Henriette's boudoir separated the two rooms, and Flora had of course supposed that no noise she made could be heard in this bedroom, or she would have been more careful in having her trunks moved. Kitty arose, and, closing behind her the door of the bedroom, crossed the sitting-room and entered the apartment whence the noise proceeded.
Flora uttered a low cry—whether from fright or vexation was doubtful—as the tall white figure appeared upon the threshold and in a low voice begged for quiet for her sleeping sister.

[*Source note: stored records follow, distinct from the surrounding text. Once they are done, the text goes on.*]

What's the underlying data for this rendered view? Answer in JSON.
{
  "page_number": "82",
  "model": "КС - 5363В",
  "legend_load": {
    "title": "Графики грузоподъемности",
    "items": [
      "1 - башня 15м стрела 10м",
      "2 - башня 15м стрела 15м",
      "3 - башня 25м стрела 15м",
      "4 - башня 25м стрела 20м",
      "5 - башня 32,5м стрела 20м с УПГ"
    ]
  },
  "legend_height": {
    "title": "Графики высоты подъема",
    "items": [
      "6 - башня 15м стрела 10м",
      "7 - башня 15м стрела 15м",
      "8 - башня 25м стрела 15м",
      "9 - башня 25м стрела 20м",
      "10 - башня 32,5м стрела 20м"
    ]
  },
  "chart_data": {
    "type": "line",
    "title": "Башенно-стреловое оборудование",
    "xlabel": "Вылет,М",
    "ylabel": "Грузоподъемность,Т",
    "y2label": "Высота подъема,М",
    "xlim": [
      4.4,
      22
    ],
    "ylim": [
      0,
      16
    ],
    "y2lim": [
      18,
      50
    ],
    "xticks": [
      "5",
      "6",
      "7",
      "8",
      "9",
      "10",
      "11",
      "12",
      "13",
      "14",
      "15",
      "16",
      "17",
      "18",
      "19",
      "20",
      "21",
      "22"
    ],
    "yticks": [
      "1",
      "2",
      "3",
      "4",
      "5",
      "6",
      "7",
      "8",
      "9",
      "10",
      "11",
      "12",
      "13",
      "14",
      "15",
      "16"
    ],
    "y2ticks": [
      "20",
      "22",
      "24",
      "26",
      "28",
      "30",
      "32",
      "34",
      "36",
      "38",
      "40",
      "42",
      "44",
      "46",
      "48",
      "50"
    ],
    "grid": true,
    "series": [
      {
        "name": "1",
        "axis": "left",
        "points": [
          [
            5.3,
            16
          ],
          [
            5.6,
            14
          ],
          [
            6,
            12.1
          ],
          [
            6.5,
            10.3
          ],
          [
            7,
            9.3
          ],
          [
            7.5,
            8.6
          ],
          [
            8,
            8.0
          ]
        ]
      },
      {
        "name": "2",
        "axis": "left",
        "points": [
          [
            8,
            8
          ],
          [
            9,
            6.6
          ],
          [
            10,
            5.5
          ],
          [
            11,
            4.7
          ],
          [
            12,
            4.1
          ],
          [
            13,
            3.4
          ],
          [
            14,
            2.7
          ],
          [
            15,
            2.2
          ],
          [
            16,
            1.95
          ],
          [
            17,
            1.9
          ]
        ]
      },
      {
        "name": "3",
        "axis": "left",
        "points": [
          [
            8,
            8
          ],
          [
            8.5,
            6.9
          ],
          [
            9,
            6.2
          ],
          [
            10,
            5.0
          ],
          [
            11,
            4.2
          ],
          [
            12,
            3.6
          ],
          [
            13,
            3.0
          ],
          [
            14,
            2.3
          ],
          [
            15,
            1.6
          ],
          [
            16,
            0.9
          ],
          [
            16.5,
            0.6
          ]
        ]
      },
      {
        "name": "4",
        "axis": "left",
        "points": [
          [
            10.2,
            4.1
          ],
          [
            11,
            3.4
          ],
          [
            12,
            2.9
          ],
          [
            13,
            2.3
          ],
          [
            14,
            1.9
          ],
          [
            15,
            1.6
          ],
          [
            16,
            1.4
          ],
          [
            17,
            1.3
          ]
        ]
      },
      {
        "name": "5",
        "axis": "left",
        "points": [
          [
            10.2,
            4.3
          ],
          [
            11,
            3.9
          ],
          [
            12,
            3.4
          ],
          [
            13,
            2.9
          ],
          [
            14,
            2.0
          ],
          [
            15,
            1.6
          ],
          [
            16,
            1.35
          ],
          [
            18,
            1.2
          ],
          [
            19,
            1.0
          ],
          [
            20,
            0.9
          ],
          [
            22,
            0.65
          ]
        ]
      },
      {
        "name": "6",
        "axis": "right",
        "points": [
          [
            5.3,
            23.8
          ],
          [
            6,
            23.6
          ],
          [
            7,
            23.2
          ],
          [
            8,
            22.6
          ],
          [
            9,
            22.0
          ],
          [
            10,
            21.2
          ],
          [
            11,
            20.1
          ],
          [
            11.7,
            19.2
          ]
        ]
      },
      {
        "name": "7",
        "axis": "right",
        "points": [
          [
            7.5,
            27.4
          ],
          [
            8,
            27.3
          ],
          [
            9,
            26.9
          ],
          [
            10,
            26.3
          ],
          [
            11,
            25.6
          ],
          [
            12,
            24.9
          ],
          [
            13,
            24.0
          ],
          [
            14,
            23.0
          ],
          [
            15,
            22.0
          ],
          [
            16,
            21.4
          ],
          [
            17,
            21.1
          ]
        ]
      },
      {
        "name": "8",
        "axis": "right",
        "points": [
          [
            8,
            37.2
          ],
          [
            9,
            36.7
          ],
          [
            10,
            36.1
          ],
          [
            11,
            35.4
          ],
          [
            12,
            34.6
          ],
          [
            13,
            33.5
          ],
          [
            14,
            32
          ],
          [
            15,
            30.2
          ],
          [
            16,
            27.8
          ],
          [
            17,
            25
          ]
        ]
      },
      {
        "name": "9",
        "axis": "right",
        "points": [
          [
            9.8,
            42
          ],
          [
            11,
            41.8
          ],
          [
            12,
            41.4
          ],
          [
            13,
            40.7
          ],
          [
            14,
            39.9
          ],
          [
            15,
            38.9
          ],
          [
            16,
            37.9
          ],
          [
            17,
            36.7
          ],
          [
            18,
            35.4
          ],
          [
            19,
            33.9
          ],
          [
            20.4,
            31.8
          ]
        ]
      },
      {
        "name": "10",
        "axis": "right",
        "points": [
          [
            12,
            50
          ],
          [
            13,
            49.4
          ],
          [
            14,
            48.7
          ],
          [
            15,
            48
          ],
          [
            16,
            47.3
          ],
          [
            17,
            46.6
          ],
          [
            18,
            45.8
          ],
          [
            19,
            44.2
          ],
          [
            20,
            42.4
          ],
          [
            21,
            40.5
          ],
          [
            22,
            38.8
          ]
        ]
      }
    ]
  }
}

"I am sorry. I did not think the noise made in moving the trunks could be heard in Henriette's bedroom," she said, curtly. "You glide about so white and noiseless that one might suppose the ghostly Baumgarten ancestress, now that her wanderings in the tower are no longer possible, had taken up her abode in the villa. Mischief enough attends you. A good Christian ought to cross herself three times at sight of you."